The tragedies of mine collapses take place amid an acute social catastrophe experienced by Zimbabweans, conditions that have worsened amid the COVID-19 pandemic.
Currently, there have been 9,822 confirmed COVID-19 infections in Zimbabwe, a country with a population of just under 15 million, since the pandemic began in March. As of November 29, 275 have died, a toll expected to rise in the coming weeks.
The intolerably desperate conditions facing the Zimbabwean masses, already present before pandemic, have been exacerbated by the pandemic and the response of the government of President Emmerson Mnangagwa. In seeking to control the virus’s spread last March, Mnangagwa imposed a lockdown without the accompaniment of funding for the population to weather the shutdown, leaving many Zimbabweans completely destitute.
The callous response of the ruling class to the deadly pandemic—which has led to skyrocketing unemployment, accompanied by shortages of medicine and food—is nothing short of a social crime.
As a measure of the desperate situation experienced by jobless workers since the onset of the pandemic, there has been an increase of jobless women drawn into sex work in the larger cities around the country, along with many teen-aged girls entering the trade.

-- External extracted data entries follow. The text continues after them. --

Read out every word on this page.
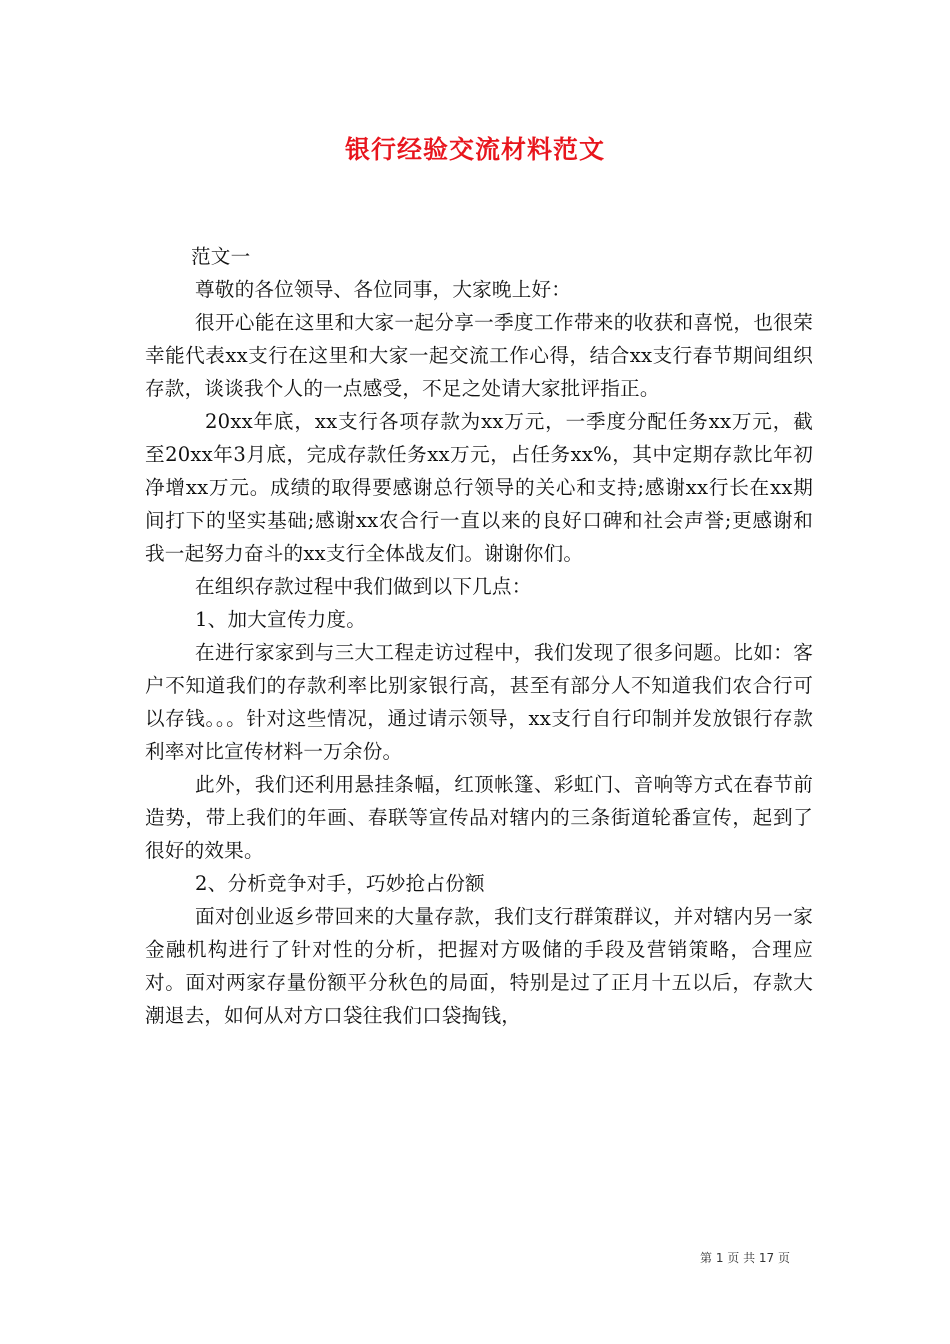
银行经验交流材料范文

范文一

尊敬的各位领导、各位同事，大家晚上好：

很开心能在这里和大家一起分享一季度工作带来的收获和喜悦，也很荣幸能代表xx支行在这里和大家一起交流工作心得，结合xx支行春节期间组织存款，谈谈我个人的一点感受，不足之处请大家批评指正。

20xx年底，xx支行各项存款为xx万元，一季度分配任务xx万元，截至20xx年3月底，完成存款任务xx万元，占任务xx%，其中定期存款比年初净增xx万元。成绩的取得要感谢总行领导的关心和支持;感谢xx行长在xx期间打下的坚实基础;感谢xx农合行一直以来的良好口碑和社会声誉;更感谢和我一起努力奋斗的xx支行全体战友们。谢谢你们。

在组织存款过程中我们做到以下几点：

1、加大宣传力度。

在进行家家到与三大工程走访过程中，我们发现了很多问题。比如：客户不知道我们的存款利率比别家银行高，甚至有部分人不知道我们农合行可以存钱。。。针对这些情况，通过请示领导，xx支行自行印制并发放银行存款利率对比宣传材料一万余份。

此外，我们还利用悬挂条幅，红顶帐篷、彩虹门、音响等方式在春节前造势，带上我们的年画、春联等宣传品对辖内的三条街道轮番宣传，起到了很好的效果。

2、分析竞争对手，巧妙抢占份额

面对创业返乡带回来的大量存款，我们支行群策群议，并对辖内另一家金融机构进行了针对性的分析，把握对方吸储的手段及营销策略，合理应对。面对两家存量份额平分秋色的局面，特别是过了正月十五以后，存款大潮退去，如何从对方口袋往我们口袋掏钱，

第 1 页 共 17 页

Speaking to Reuters on the conditions that led her to become a sex worker, a young woman related her experience of losing her job in March as a waitress in Mutare, a city in eastern Zimbabwe on the border with Mozambique.
“Life was better until the advent of this coronavirus. Our business came to a standstill due to lockdown...unfortunately I was one of the people who were retrenched. … I have two children. I could not watch them going to bed without eating anything.”
As part of the lockdown, accompanied by a strict curfew, the government also closed the borders of the country, which cut off the incomes of 1 million cross-border traders, a significant part of Zimbabwe’s economy, which left a devastating impact on small shops, which have been permanently shuttered.
Hazel Zemura, a former sex worker employed by Women Against All Forms of Discrimination, which provides medical services for sex workers, told Reuters, “As our incomes, like the cross border trading—the importation of weaves and makeup kits from China for resale—got eroded during the lockdown, we had to turn to men for survival.”
Zimbabwe, a country of abundant economic resources, including vast mineral deposits in addition to gold, platinum and diamonds, is one of the most socially unequal on earth. The claim by the Mnangagwa government that there is no money to vastly improve the country’s infrastructure, health care, education, or employment is a lie.
According to figures gathered by the World Inequality Database, the top 10 percent of Zimbabweans possess over half the nation’s wealth, with the bottom 50 percent holding just 12 percent. In a country that produces $28 billion in GDP, 70 percent of the population lives in poverty.
The Mnangagwa government’s refusal to provide any financial relief for the population during the pandemic follows the criminal policy adhered to by the ruling elites around the world, in which the health and lives of workers are sacrificed on behalf of the profit considerations of the wealthy aristocracy.